Amares

Alunos de Amares fecham a cadeado Secundária em protesto por falta de obras

Os alunos da Escola Secundária de Amares realizaram, esta manhã, um protesto pela falta de condições do estabelecimento de ensino e constante adiar das obras necessárias. Toda a comunidade educativa, alunos, professores, funcionários e direção do Agrupamento, uniram-se para gritar palavras de ordem que esperam ecoem no Ministério da Educação.

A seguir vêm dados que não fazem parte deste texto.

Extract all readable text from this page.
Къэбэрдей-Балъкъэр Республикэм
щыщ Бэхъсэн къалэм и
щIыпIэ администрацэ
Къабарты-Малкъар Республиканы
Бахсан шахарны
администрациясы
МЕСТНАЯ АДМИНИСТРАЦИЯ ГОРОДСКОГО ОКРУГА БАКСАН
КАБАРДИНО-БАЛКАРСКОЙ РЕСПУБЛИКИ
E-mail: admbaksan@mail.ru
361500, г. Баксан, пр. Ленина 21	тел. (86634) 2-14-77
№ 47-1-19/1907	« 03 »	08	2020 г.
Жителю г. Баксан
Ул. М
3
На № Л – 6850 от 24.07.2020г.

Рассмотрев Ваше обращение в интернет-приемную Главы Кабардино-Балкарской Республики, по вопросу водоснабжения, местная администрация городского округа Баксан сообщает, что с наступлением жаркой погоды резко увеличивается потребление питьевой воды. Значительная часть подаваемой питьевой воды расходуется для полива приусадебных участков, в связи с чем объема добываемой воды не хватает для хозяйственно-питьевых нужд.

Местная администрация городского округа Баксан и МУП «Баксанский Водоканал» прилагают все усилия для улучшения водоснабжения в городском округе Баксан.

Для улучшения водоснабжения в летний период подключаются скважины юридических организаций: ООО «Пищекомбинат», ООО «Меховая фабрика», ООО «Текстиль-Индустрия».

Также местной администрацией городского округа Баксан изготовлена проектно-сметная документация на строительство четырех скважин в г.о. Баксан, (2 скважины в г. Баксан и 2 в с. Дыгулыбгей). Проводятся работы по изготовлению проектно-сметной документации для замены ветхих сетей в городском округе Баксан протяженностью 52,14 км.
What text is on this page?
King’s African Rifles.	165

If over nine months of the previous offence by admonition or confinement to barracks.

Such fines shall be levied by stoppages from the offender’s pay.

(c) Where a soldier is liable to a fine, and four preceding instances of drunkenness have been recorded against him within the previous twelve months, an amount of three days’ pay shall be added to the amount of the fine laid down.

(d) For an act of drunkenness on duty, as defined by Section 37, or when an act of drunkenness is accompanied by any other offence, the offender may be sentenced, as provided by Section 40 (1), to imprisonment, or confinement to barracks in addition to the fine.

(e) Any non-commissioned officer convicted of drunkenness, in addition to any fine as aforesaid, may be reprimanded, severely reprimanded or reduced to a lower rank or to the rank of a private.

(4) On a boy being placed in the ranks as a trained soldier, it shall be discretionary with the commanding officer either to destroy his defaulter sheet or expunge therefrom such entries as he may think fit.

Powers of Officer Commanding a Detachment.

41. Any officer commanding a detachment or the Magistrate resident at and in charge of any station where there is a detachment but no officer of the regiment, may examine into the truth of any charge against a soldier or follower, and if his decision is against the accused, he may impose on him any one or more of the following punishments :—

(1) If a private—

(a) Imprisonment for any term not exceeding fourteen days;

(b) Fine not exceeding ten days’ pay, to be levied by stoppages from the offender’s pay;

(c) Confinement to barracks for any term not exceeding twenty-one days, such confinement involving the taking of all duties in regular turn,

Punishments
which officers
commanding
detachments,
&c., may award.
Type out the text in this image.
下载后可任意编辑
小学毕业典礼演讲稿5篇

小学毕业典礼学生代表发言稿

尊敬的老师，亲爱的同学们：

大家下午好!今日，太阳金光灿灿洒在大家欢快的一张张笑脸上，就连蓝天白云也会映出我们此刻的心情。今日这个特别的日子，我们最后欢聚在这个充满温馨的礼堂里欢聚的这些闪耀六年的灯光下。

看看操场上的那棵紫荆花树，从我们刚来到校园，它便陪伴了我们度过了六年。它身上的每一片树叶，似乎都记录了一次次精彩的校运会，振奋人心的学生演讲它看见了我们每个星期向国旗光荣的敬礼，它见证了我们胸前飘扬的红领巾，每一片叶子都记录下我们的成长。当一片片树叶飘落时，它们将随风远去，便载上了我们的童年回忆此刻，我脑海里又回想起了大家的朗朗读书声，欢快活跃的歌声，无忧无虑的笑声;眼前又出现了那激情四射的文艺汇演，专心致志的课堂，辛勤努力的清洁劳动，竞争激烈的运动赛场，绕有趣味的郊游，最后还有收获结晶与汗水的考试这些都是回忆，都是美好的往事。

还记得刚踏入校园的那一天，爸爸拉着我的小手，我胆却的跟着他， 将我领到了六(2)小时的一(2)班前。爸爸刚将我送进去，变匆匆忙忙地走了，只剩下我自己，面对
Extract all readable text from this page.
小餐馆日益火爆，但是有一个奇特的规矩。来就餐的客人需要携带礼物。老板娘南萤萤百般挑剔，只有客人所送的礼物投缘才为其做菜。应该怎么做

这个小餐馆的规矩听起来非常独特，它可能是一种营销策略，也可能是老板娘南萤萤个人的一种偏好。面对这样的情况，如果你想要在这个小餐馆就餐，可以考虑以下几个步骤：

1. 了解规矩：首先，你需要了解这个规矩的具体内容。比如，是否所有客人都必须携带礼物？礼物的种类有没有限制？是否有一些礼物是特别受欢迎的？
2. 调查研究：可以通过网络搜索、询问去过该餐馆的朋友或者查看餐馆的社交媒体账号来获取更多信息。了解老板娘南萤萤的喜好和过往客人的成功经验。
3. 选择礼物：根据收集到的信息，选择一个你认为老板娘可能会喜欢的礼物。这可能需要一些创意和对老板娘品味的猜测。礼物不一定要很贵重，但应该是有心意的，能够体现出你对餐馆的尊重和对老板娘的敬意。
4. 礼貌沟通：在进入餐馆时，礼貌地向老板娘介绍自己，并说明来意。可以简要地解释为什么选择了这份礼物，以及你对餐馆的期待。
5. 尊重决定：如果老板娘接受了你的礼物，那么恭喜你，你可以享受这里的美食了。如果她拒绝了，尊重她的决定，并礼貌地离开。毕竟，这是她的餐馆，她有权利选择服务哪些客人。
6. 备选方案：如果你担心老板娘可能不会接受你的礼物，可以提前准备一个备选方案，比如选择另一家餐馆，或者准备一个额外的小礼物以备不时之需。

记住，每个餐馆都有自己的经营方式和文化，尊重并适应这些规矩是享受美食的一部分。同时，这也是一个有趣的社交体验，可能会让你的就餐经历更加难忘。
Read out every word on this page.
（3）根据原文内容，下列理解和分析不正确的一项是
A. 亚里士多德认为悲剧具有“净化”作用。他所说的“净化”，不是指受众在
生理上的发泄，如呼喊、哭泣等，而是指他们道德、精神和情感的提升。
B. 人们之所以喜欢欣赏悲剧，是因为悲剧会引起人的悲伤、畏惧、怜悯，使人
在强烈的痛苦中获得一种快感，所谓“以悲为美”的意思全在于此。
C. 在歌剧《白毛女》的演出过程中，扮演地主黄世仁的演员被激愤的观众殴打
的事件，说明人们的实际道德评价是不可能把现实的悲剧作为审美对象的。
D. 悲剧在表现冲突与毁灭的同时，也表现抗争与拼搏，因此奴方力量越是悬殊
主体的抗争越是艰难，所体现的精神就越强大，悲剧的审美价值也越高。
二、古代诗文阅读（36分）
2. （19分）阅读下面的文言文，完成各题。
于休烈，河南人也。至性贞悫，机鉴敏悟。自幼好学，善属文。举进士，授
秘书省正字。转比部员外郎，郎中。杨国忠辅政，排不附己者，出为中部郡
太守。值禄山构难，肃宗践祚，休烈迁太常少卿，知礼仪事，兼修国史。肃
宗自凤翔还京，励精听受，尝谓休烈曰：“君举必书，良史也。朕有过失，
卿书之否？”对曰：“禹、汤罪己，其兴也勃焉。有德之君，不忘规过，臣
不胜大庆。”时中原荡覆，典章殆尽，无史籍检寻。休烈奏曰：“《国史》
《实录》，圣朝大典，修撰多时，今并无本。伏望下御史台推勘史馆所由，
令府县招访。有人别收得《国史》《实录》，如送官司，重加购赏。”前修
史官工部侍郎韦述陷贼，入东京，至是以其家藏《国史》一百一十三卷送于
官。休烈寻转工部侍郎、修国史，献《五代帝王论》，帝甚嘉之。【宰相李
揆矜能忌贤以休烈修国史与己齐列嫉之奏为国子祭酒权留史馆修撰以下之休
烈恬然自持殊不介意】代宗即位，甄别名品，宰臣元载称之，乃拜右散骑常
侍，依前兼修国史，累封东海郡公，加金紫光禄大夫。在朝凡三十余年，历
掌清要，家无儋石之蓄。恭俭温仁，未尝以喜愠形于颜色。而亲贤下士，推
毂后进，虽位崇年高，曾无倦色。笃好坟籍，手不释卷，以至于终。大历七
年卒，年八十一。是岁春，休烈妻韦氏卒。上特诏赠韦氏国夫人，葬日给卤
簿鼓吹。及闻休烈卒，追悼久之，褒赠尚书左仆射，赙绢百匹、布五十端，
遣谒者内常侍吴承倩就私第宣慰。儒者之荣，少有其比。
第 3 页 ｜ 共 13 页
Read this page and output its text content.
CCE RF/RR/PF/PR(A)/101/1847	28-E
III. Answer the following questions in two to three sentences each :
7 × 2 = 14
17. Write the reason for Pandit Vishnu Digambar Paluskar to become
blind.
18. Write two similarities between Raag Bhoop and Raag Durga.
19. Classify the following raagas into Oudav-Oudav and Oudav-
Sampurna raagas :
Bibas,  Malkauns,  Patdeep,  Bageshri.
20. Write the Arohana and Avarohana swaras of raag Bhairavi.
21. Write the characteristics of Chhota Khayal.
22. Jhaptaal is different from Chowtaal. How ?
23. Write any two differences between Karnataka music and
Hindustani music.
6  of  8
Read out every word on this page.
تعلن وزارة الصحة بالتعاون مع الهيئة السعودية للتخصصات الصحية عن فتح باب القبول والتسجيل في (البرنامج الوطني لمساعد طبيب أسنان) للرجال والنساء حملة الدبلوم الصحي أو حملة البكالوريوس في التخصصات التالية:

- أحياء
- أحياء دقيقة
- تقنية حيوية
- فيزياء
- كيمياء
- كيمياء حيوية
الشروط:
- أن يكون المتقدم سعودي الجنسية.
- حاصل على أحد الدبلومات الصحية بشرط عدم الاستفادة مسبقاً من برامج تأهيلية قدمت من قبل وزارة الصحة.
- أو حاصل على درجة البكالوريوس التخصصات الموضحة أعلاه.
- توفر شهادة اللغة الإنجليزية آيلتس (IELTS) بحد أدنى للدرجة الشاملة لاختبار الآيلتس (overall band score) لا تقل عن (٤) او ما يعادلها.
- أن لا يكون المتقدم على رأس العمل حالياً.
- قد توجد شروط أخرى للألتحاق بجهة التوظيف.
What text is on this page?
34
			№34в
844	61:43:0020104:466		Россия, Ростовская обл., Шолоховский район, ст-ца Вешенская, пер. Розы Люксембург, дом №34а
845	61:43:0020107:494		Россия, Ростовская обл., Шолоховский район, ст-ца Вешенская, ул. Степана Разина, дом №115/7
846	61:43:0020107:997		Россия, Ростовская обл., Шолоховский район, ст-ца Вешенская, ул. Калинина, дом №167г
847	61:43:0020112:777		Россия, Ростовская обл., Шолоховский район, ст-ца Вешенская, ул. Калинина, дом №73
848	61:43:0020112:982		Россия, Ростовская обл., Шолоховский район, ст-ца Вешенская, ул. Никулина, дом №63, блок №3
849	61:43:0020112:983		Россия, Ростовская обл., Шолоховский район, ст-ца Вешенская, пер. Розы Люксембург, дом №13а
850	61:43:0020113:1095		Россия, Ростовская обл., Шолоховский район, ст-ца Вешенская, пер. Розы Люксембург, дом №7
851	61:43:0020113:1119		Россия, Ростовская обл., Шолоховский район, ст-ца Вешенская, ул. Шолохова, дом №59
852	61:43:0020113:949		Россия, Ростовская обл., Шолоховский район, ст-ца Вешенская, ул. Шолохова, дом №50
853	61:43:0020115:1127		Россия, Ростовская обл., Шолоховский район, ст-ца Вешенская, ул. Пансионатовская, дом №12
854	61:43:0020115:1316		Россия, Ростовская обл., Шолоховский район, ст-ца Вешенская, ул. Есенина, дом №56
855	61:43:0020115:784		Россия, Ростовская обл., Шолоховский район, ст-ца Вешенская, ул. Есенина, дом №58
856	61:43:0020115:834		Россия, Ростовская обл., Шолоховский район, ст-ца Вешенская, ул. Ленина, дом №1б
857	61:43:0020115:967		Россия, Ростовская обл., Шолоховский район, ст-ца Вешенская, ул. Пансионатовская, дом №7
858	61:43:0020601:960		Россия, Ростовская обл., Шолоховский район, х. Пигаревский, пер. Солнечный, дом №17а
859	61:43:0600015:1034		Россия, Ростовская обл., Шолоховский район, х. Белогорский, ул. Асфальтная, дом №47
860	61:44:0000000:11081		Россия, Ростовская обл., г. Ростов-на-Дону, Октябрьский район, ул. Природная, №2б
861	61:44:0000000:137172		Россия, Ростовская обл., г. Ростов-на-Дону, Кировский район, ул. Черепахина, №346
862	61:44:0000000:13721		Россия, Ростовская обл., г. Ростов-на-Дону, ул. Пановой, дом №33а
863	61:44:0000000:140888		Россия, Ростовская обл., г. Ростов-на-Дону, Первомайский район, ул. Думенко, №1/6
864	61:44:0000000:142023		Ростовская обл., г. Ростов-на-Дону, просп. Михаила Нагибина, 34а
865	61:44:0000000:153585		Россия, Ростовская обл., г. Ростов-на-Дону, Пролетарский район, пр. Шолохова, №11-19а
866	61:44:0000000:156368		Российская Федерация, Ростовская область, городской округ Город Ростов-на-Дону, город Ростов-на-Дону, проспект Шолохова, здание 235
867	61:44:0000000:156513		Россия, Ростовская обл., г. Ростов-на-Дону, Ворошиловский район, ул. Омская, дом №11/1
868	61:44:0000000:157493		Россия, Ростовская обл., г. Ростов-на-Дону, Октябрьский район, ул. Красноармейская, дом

Com vários cartazes em punho, o protesto “pacífico e sem incidentes”, como reconheceu a diretora do Agrupamento de Escolas, Flora Monteiro, foi interrompido com a chegada da GNR que quebrou os cadeados colocados na entrada principal.

“Eu estou ao lado deles nesta luta, mas a escola não pode ser encerrada”, reconheceu a diretora para quem a ação “não foi um ato de rebeldia mas de cidadania. Os profissionais e alunos desta escola são excecionais e merecem ter as melhores condições possíveis”.

O presidente da Associação de Estudantes, Tomás Sousa, foi o porta voz do descontentamento da comunidade escolar: “nós sabemos pouca coisa sobre as obras da escola. O projeto já está pronto, agora o que precisamos é que abra o aviso para as escolas do Norte, tal como já abriu para o Algarve e Centro, para que o nosso projeto seja colocado a concurso”.

“Mais do que procurar respostas para as nossas perguntas, queremos soluções”, acrescentando que “a escola não está em condições, as salas estão num estado miserável, há alunos que estragam a roupa e outros que se aleijam, quando chove o ginásio fica com o chão húmido e n´so podemos ter aulas, no Inverno as salas são muito frias e no Verão muito quentes”.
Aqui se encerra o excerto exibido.